Greg, your analogy is silly. I was camped in a boulder field next to a swamp in between two extremely steep mountains. There was no flat ground more than 150 feet from the trail and the shelter was full. Imagine a grid where the edges and the center are cliffs and the trail, and nowhere on that grid is there flat ground or even clear ground without boulders, more than 150 feet from the trail.
We later learned that we could have headed in yet another direction down the hill and toward the road and camped right on the darn trail there, because that land is just outside the state park and so they didn't care.

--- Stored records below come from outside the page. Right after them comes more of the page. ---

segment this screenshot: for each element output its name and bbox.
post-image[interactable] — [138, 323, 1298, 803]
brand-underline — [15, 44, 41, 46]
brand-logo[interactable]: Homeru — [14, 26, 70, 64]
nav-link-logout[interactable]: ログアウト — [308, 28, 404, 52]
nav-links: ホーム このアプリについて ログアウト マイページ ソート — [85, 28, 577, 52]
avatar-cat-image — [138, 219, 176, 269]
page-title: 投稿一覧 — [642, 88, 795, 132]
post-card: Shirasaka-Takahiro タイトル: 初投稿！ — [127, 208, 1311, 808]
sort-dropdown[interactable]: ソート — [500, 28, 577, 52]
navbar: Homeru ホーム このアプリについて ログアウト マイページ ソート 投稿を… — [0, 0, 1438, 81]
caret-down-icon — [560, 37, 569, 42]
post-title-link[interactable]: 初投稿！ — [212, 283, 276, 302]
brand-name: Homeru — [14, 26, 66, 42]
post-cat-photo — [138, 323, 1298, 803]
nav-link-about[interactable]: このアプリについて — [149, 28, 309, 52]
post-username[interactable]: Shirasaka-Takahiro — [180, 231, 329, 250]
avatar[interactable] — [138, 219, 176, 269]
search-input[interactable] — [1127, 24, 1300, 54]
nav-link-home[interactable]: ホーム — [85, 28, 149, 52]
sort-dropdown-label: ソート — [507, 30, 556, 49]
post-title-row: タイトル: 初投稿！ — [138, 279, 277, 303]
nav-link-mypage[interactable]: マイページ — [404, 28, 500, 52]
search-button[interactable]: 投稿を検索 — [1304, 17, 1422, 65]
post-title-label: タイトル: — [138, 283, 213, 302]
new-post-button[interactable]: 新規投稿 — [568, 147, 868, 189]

The major disappointment here is that the ranger blew the opportunity to educate everyone camping there about where they could have camped instead and why, and she also blew the opportunity to discuss the marshmallows and food scraps left all over the place by the very friendly, yet completely uneducated group at the lean to. That was a real danger because of bears and animals coming for the food. She didn't take the opportunity to educate people on hanging bear barrels or ask them where their food was stashed. Every time I've run into rangers in the campgrounds in the ADK mtns they are super friendly, they tend to check with everyone on their food and water and camping situations in an educational way, and when they find people doing things wrong, they tend to gather people to discuss things and make it right.
Finally it was also a real disappointment to realize this is really about the money and not about the environment, which is why I would want rangers out patrolling and ticketing in the first place. If not for the environment, why would the 150 foot rule exist? Why would she not care about the impact on the site and the food lying around?
Anyway its really over in my mind, I'll be pleading guilty with a note to the judge about how I never intended to break the law but ended up doing it anyway. Its worth more in time to not go to court, and I really don't have much of a defense. I will then, after my judgement and fine, write a letter to the DEC about this ranger, even if it does nothing but make me feel better. Its not worth continuing to ruminate over, and I'm looking forward to a better time in the ADKs this weekend. Too bad the catskill towns will never make a dime from the 4-5 hikers that visited the area that weekend again :)May 23, 2012 at 4:52 am #1880341
@leadfootLocale: Middle Virginia
Eric…I hike and camp the Shenandoah's regularly and there is no park rule that says you have to camp at the shelters. I always stealth camp out there. The rangers know me because of my frequency there..have even shown me places to camp on their maps. What the shelter rules say is they are for the thru hikers first and not for anyone else.May 23, 2012 at 5:14 am #1880343
As quoted severeal times
Originally Posted by UMP
Special Wilderness Recreational Activity
! Camping will not be permitted above
3,500 feet in elevation from March
22nd to December 21st each year to
protect the fragile high elevation
environment. To further protect
natural resources and the quality of
the recreational experiences for
visitors, camping will be prohibited
within 150 feet of trail, road and water,
except at sites designated by the
The 150' rule doesn
't apply at designated DEC sites. A lean-to is a designated camping spot n generally have tent overflow areas for tents.. or at least they once were. Now they are ticketing tents near the lean-to? That is obserd! If I were you, I'd fight it n bring all the DEC rules they post to the public n let em prove you violated one of their rules as there is no mention ion any of em about tents near a lean-to. Also loking for a site in th edark is dangerous. Suppose this lean-to was the second one you visited n thus the reason for coming in so late? Being reasonable is all you have to prove.
Perhpas the judge will see the logic n let you slide.
Good l;uck n let us know what the verdict is?